“Life does not cease to be funny when people die any more than it ceases to be serious when people laugh.” George Bernard Shaw
You know what day it is today. You know it, despite the fact that it’s been 11 years. You know it, despite the fact that the New York Times and the New York Post aren’t treating the anniversary as a front page story this year. You know what day it is today.
Is it a day to laugh?
One of the questions that comes up often in discussions about therapeutic humor – leveraging the healing power of laughter to help us cope better and more effectively with trauma and stress – is if there are any topics that are off-limits, where laughter is taboo. It’s a question that comes up especially at this time of year, when people are confronted, once again, with the memories of a uniquely painful event.
Humor & Healing: What’s The Relationship
Before we talk about whether or not it’s appropriate to laugh about the events of a particular day, it helps to understand why people want to. The urge to laugh about horrific events is deeply ingrained human behavior. Researcher Bill Ellis discovered people joking about 9/11 within a day of the event – a time at which much of the world wasn’t even certain what had happened yet. Most of the humor was targeting those who attacked us.
This use of humor is, among other things, a demonstration of people’s determination to regain and exert a sense of personal control and autonomy in a world where suddenly everything had changed. In an environment where people feel uncertain and uneasy, you will see a significant portion of them use humor to make themselves feel better.
That use of humor can, however, make other people feel worse about the situation. Comedian Gilbert Gottfried got hostile responses multiple times throughout his career when he told jokes about traumatic events, including 9/11 and the Indonesian Tsunami. It was, his critics said, too soon.
Time & Taboos: Humor Research That’s Changing Our Understanding
Researchers from the Humor Research Labs at the University of Colorado at Boulder are investigating the relationship between time and humor, particularly as it relates to traumatic events. What they’ve found is perhaps not entirely surprising: It takes more time to laugh at severe events than minor events. Joking about stubbing your toe is a lot easier and more intuitive than laughing about the fact your house burned to the ground.

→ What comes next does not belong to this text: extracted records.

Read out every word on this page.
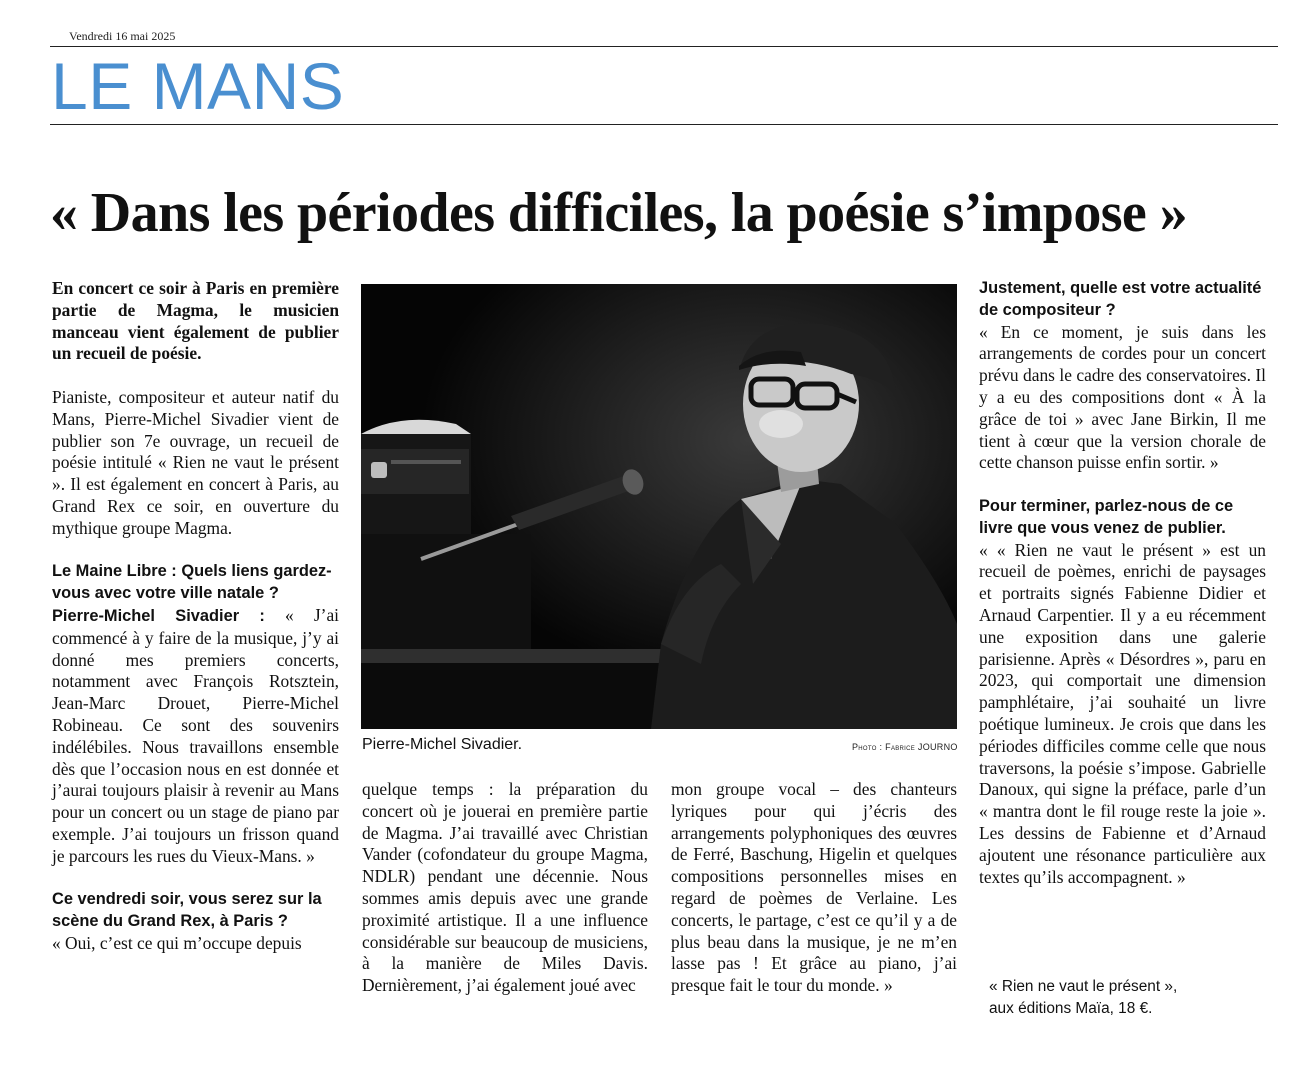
Vendredi 16 mai 2025
LE MANS
« Dans les périodes difficiles, la poésie s’impose »

En concert ce soir à Paris en première partie de Magma, le musicien manceau vient également de publier un recueil de poésie.

Pianiste, compositeur et auteur natif du Mans, Pierre-Michel Sivadier vient de publier son 7e ouvrage, un recueil de poésie intitulé « Rien ne vaut le présent ». Il est également en concert à Paris, au Grand Rex ce soir, en ouverture du mythique groupe Magma.

Le Maine Libre : Quels liens gardez-vous avec votre ville natale ?

Pierre-Michel Sivadier : « J’ai commencé à y faire de la musique, j’y ai donné mes premiers concerts, notamment avec François Rotsztein, Jean-Marc Drouet, Pierre-Michel Robineau. Ce sont des souvenirs indélébiles. Nous travaillons ensemble dès que l’occasion nous en est donnée et j’aurai toujours plaisir à revenir au Mans pour un concert ou un stage de piano par exemple. J’ai toujours un frisson quand je parcours les rues du Vieux-Mans. »

Ce vendredi soir, vous serez sur la scène du Grand Rex, à Paris ?

« Oui, c’est ce qui m’occupe depuis

Pierre-Michel Sivadier.	Photo : Fabrice JOURNO

quelque temps : la préparation du concert où je jouerai en première partie de Magma. J’ai travaillé avec Christian Vander (cofondateur du groupe Magma, NDLR) pendant une décennie. Nous sommes amis depuis avec une grande proximité artistique. Il a une influence considérable sur beaucoup de musiciens, à la manière de Miles Davis. Dernièrement, j’ai également joué avec

mon groupe vocal – des chanteurs lyriques pour qui j’écris des arrangements polyphoniques des œuvres de Ferré, Baschung, Higelin et quelques compositions personnelles mises en regard de poèmes de Verlaine. Les concerts, le partage, c’est ce qu’il y a de plus beau dans la musique, je ne m’en lasse pas ! Et grâce au piano, j’ai presque fait le tour du monde. »

Justement, quelle est votre actualité de compositeur ?

« En ce moment, je suis dans les arrangements de cordes pour un concert prévu dans le cadre des conservatoires. Il y a eu des compositions dont « À la grâce de toi » avec Jane Birkin, Il me tient à cœur que la version chorale de cette chanson puisse enfin sortir. »

Pour terminer, parlez-nous de ce livre que vous venez de publier.

« « Rien ne vaut le présent » est un recueil de poèmes, enrichi de paysages et portraits signés Fabienne Didier et Arnaud Carpentier. Il y a eu récemment une exposition dans une galerie parisienne. Après « Désordres », paru en 2023, qui comportait une dimension pamphlétaire, j’ai souhaité un livre poétique lumineux. Je crois que dans les périodes difficiles comme celle que nous traversons, la poésie s’impose. Gabrielle Danoux, qui signe la préface, parle d’un « mantra dont le fil rouge reste la joie ». Les dessins de Fabienne et d’Arnaud ajoutent une résonance particulière aux textes qu’ils accompagnent. »

« Rien ne vaut le présent »,
aux éditions Maïa, 18 €.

The researchers were working with individuals, examining traumatic events in their personal lives. However, not all tragedies play out on a solitary stage. Some events impact many people – entire nations, if not the entire world – all at once. Not all of those people have the same emotional distance from the event. For some people, who lost loved ones that day, it may never be possible to enjoy any humor related to 9/11. They are too close; the trauma was too severe. Other people, at a greater distance physically and emotionally, may find that humor makes it easier to process some of their emotions about the day.
Should you laugh on a day now stained with the memories of tragedy? The private use of humor, for your own entertainment and stress-relief, is most certainly appropriate. Should you share that humor with others? That decision needs to be made on a case-by-case basis. Be mindful of your audience’s relationship with the events of 9/11. If humor is going to hurt, it’s really not funny. If humor is going to help, embrace it.
I’d like to end with these words from Dr. Deepak Choprah, speaking about this day last year. “For me and my family personally, September 11 was a reminder that life is fleeting, impermanent, and uncertain. Therefore, we must make use of every moment and nurture it with affection, tenderness, beauty, creativity, and laughter.”